How you want your letter signed: gurveena
Your images illustrate the metamorphosis of two Cicadas, and we cannot even state for certain they are the same species as they are in different stages of the process. Furthermore, they have not yet hardened after transformation and they have not yet assumed their final coloration.
Perhaps one of our readers more versed in the Cicadas of Borneo will be able to provide more conclusive identifications. Your images are awesome.
Letter 15 – Cicada in Manhattan
Subject: NYC Exotic or Neighbor’s Luggage Jumper from….?
Geographic location of the bug: Lower Manhattan, New York City
Time: 08:07 PM EDT
Your letter to the bugman: Hi!
This is the best shot I could get — I don’t have a great shot of the head area but you can see part (the “bugged” out eyes) and the coloring in brown on the body and green on the wings.
Thanks for running this site and fielding questions like mine.
How you want your letter signed: Downtown Prof
Dear Downtown Prof,
This is an Annual Cicada, an insect that is sometimes called a Dog Day Harvestfly because they are most numerous during the Dog Days of Summer and they look like a giant Fly.
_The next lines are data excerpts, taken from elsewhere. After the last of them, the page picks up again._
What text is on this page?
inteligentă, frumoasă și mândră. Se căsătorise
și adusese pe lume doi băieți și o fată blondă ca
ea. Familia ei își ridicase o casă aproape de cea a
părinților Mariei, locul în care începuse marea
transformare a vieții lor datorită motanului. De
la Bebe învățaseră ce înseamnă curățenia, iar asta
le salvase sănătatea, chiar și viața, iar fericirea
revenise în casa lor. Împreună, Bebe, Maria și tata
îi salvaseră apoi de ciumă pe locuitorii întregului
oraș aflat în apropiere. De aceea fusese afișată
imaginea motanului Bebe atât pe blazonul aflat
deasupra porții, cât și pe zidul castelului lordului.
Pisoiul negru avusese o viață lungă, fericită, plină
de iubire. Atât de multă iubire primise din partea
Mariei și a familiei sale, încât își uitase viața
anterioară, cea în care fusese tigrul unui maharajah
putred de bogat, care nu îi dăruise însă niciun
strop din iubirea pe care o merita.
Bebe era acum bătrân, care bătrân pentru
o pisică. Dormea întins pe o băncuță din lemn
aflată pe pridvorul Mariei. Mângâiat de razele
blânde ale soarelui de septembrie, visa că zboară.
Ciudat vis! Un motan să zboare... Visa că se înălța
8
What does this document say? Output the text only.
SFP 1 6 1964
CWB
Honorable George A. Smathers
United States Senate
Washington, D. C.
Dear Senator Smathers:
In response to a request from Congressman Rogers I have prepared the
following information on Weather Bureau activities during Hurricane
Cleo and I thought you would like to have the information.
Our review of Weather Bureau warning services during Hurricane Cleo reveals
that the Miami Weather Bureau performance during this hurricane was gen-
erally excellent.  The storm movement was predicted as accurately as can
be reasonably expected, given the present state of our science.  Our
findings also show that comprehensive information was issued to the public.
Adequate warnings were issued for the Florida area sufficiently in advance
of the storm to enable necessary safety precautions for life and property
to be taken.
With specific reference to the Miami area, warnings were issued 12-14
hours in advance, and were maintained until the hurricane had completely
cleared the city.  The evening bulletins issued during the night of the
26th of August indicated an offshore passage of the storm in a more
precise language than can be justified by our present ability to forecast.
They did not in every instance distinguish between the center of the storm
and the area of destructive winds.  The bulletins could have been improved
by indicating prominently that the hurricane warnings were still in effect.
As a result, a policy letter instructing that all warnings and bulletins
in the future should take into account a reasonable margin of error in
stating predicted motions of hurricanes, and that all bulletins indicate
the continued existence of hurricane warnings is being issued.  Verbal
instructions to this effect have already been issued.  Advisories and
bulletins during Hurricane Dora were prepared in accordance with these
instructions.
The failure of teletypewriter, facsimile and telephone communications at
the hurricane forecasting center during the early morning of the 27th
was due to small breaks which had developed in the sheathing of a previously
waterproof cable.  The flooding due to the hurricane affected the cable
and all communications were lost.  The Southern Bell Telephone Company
It would not be unusual to find Cicadas in Manhattan as the lifetime of an Annual Cicada nymph is spent underground drawing nutrients from the roots of trees, shrubs and other plants, and even Manhattan has street trees and parks. When it nears maturity, the Cicada nymph digs to the surfaces, molts for the last time and emerges as a winged adult Cicada.
Cicadas are full of nutrients and even fat, and they are a valuable source of food for wildlife, and with the current trend in entomophagy, Cicadas are even relished by humans, especially when Periodical Cicadas appear after 17 years underground. Perhaps the Annual Cicadas most fascinating predator is the Cicada Killer, a large wasp that paralyzes the Cicada and buries it where it will feed the young of the Cicada Killer.
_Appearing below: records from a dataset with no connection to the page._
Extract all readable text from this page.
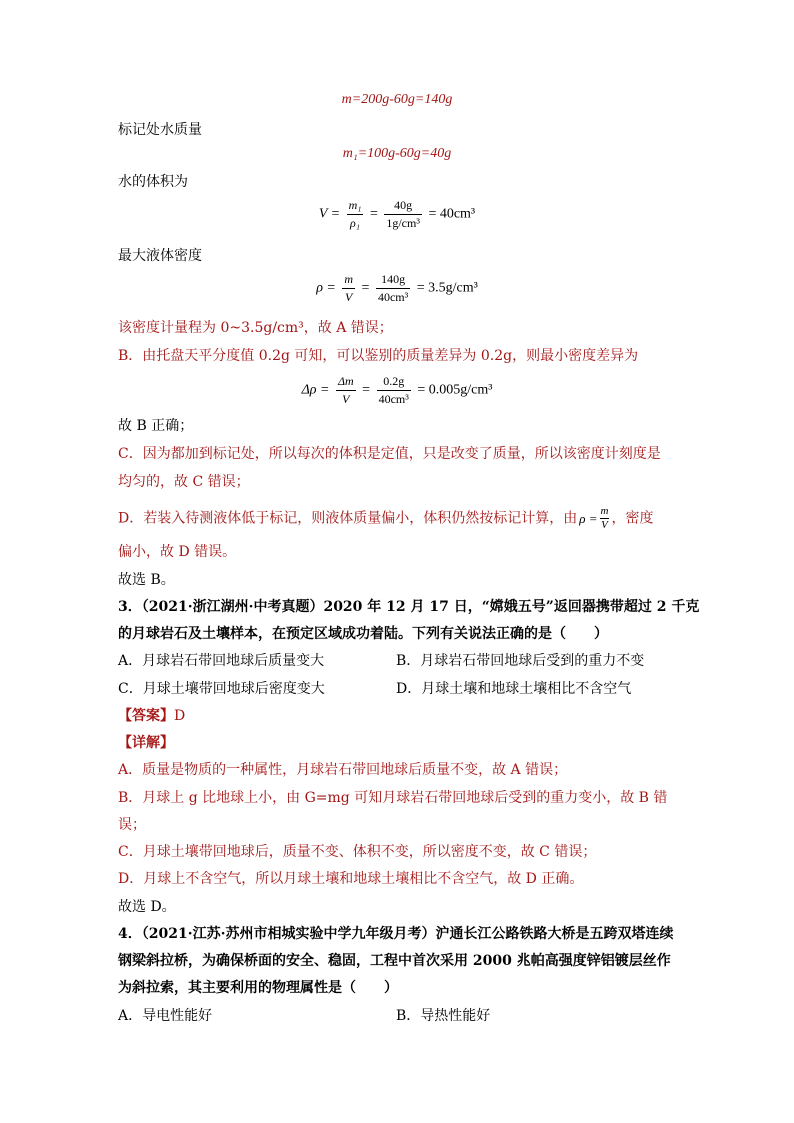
m=200g-60g=140g
标记处水质量
m₁=100g-60g=40g
水的体积为
$V = \frac{\text{m₁}}{\text{ρ₁}} = \frac{40g}{\text{1g/cm³}} = 40cm^3$
最大液体密度
$\rho = \frac{m}{V} = \frac{140g}{\text{40cm³}} = 3.5g/cm^3$
该密度计量程为 0~3.5g/cm³，故 A 错误；
B．由托盘天平分度值 0.2g 可知，可以鉴别的质量差异为 0.2g，则最小密度差异为
$\Delta\rho = \frac{\Delta m}{V} = \frac{0.2g}{\text{40cm³}} = 0.005g/cm^3$
故 B 正确；
C．因为都加到标记处，所以每次的体积是定值，只是改变了质量，所以该密度计刻度是
均匀的，故 C 错误；
D．若装入待测液体低于标记，则液体质量偏小，体积仍然按标记计算，由 $\rho = \frac{m}{V}$ ，密度
偏小，故 D 错误。
故选 B。
3．（2021·浙江湖州·中考真题）2020 年 12 月 17 日，“嫦娥五号”返回器携带超过 2 千克
的月球岩石及土壤样本，在预定区域成功着陆。下列有关说法正确的是（　　）
A．月球岩石带回地球后质量变大	B．月球岩石带回地球后受到的重力不变
C．月球土壤带回地球后密度变大	D．月球土壤和地球土壤相比不含空气
【答案】D
【详解】
A．质量是物质的一种属性，月球岩石带回地球后质量不变，故 A 错误；
B．月球上 g 比地球上小，由 G=mg 可知月球岩石带回地球后受到的重力变小，故 B 错
误；
C．月球土壤带回地球后，质量不变、体积不变，所以密度不变，故 C 错误；
D．月球上不含空气，所以月球土壤和地球土壤相比不含空气，故 D 正确。
故选 D。
4．（2021·江苏·苏州市相城实验中学九年级月考）沪通长江公路铁路大桥是五跨双塔连续
钢梁斜拉桥，为确保桥面的安全、稳固，工程中首次采用 2000 兆帕高强度锌铝镀层丝作
为斜拉索，其主要利用的物理属性是（　　）
A．导电性能好	B．导热性能好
Adult Cicada Killers are vegans that take nectar from flowers, and their sole meal as a larva is a paralyzed Cicada. Perhaps you will be lucky enough to witness a Cicada Killer with its prey in Manhattan.
Thanks so much! I used to live in Morningside Hts…(Columbia U) …much greener up there. But, I live off a private University park at NYU and I bet that’s why I got the visitor. And following your insight about importance to wild life, a pigeon was stalking the cicada from the terrace next door.
You must get some great stories (or tedious ones like mine!).